第九(を初めとするベートーヴェンの交響曲)が
初めはかなりの難物、変わった作品として受け取られていたというのも印象的。
その後のオーケストラや指揮者の充実により
曲の真価に迫る演奏が可能になってくるとともに曲が受け入れられ、
それとともに評論においても曲のもつ精神性や時代的な意義などが論じられ
次第に曲の含意が大きく広くなっていく様子が面白い。
ワグナーが多くの第九論を書き
ドイツ精神の反映としての第九という観点を切り開いて行くくだりも
ワグナー的な誇大さを思うと面白いのだが
それが後の第三帝国的なドイツ民族主義の高揚において第九が利用されることの布石となっていることを思うとただ面白がってはいられない。
この点は先日見たジーバーベルク「ヒトラー」でのワグナーの扱われかたを思い出すところである。
ワグナーは作曲家であるとともに論客でもあり、ドイツ至上主義的な精神論の礎を作った一人であることが、第九との関わりのなかでよくわかる。ジーバーベルクはこういう側面を理解していたのだと思う。
一方で第九は労働運動や共産主義運動においてもここ一番で担ぎ出される曲でもあることがまた面白い。
第九がそういう汎用性をもつメッセ-ジを湛えているということでもあるが
政治というのはそのようなものを敏感にとらえて利用するものなのだと実感する。
政治のポピュリズム的な節操のなさに第九が翻弄されてきたということなのだろう。
そのほかにも、第九を有名に、あるいは神格化するうえで貢献した指揮者の人間模様も
とても面白い。
ワグナー、メンデルスゾーン、ビューロー、マーラー、フルトヴェングラー、トスカニーニ、カラヤン、バーンスタインなど。

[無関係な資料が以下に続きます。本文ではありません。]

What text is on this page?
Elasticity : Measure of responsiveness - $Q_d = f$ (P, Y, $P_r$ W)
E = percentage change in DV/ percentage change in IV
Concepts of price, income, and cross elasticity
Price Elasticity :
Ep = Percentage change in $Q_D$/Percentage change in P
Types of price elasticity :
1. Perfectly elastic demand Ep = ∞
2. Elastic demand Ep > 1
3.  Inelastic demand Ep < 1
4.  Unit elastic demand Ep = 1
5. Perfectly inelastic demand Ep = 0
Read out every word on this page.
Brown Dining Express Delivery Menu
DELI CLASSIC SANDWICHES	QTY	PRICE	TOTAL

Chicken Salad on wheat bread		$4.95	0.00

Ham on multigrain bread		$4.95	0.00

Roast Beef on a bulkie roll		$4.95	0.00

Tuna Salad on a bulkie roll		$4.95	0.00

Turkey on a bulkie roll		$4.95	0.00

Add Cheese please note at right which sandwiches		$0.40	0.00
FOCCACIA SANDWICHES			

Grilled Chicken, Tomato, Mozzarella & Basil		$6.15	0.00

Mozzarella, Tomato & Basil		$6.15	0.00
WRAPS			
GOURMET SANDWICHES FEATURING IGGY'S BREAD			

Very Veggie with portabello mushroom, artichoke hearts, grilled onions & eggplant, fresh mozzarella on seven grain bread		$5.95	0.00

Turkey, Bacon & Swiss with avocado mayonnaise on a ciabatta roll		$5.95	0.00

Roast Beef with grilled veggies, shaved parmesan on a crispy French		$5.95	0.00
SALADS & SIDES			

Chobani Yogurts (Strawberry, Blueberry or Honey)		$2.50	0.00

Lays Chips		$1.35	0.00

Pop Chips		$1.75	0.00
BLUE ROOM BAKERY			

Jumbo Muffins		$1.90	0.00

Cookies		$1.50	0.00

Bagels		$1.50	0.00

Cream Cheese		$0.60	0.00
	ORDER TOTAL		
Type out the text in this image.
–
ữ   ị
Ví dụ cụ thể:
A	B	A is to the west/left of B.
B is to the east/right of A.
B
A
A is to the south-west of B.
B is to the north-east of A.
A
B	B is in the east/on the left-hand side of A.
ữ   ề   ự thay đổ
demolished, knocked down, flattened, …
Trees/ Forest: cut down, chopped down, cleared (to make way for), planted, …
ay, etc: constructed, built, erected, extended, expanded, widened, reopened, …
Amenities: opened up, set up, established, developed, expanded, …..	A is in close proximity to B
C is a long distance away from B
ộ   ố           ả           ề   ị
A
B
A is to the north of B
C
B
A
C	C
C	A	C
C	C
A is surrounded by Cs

彼らは指揮者として第九にどのように取り組んで、それが第九の受容にどのように影響したのか、もさることながら、第九を巡って、例えばフルヴェンとトスカニーニが険悪な関係になるなど、人類みな同胞のメッセ-ジを持つ第九を愛する人たちとは思えない泥臭さがあって実に面白いね。
その他には第九の日本初演はいつなのかを史実を追って考えてみたり。
第九が新書1冊書ける曲であることをしっかり証明した本でした。